Is it pencils down already? As has previously been reported, a number of groups have filed petitions in different circuits requesting review of the SEC’s final climate disclosure rules. On March 6, the date of adoption of the final rules, one group, Liberty Energy Inc. and Nomad Proppant Services LLC, petitioned the Fifth Circuit for review of the final rule.  On March 8, Petitioners filed a motion asking the Court to issue an administrative stay and a stay pending review of the rule. Yesterday, in a one-sentence order, the Court granted Petitioners’ motion for an administrative stay.

In their motion, Petitioners brought out the old favorites: the “major-questions” doctrine, arbitrary and capricious, and First Amendment.  To Petitioners, the rule represents “revolutionary change”—for which the SEC lacks authority.
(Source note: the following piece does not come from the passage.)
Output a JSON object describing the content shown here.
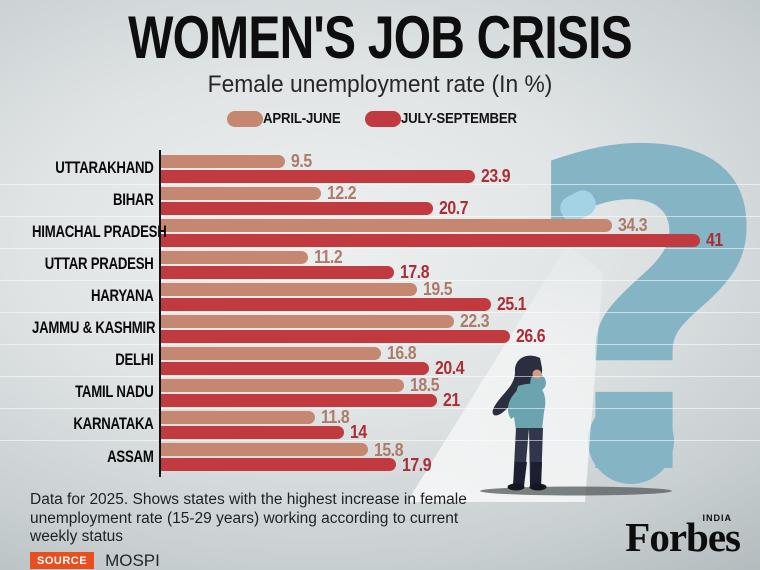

In their view, a stay pending review was warranted because they were likely to prevail on the merits:

“First, the Rule fails the major-questions doctrine….There is no clear authority for the SEC to effectively regulate the controversial issue of climate change, at an acknowledged cost of over $4.1 billion (a figure that is dramatically underinclusive)—a conclusion reinforced by the fact that Congress has given the Environmental Protection Agency clear authority to require detailed emissions disclosures. Second, the Rule is arbitrary and capricious because it fails to account for the SEC’s drastic change in position and is premised on evidence the Rule admits is at-best mixed, which precedent holds is insufficient to justify an SEC rule….Third, the Rule violates the First Amendment by mandating controversial disclosures using controversial frameworks and effectively mandating discussions about climate change.”

Petitioners argued that, without a stay, they would suffer “irreparable injury in the form of unrecoverable compliance costs and constitutional injuries.” More specifically, the “formal data collection needed to comply with the Rule’s severe weather event and climate-related risk disclosures begins in January 2025, but Petitioners will start incurring nonrecoverable compliance costs now because they must create ‘elaborate internal control systems and disclosure control procedures to capture and distill information related to physical and transition risks, severe weather events, severe natural conditions, and greenhouse gas emissions.’”  In addition, Petitioners contended, “Nomad faces an especially imminent and irreparable harm because, as a small non-public company, it has no systems in place for collecting piles of compliance data, and thus will have to stand up those processes entirely from scratch so it can report them to Liberty….. Petitioners will also imminently suffer impairment of First Amendment rights, including from their boards being forced to engage in the climate-change dialogue…. The ‘loss of First Amendment freedoms, for even minimal periods of time, unquestionably constitutes irreparable injury.’”

The SEC disagreed that petitioners’ asserted harms were immediate. The challenged rules, the SEC contended, “have not yet been published in the Federal Register, have extended compliance dates that will not require any disclosures before March 2026 at the earliest. And there is no reason to rule on petitioners’ stay motion now, before the Judicial Panel on Multidistrict Litigation even assigns a court to hear the multiple pending challenges to the rules.” In the SEC’s view, the Petitioners were

“not likely to succeed on the merits because the rules fit comfortably within the Commission’s long-standing authority to require the disclosure of information important to investors in making investment and voting decisions and are consistent with the Commission’s prior exercise of that authority. The rules require factual disclosures tailored to each company’s facts and circumstances. A robust record supports the Commission’s findings and the Commission’s conclusions were both reasonable and reasonably explained. Nor have petitioners shown that their claimed injuries—which are speculative and remote—outweigh the harm of staying rules that will provide significant benefits to the investing public.”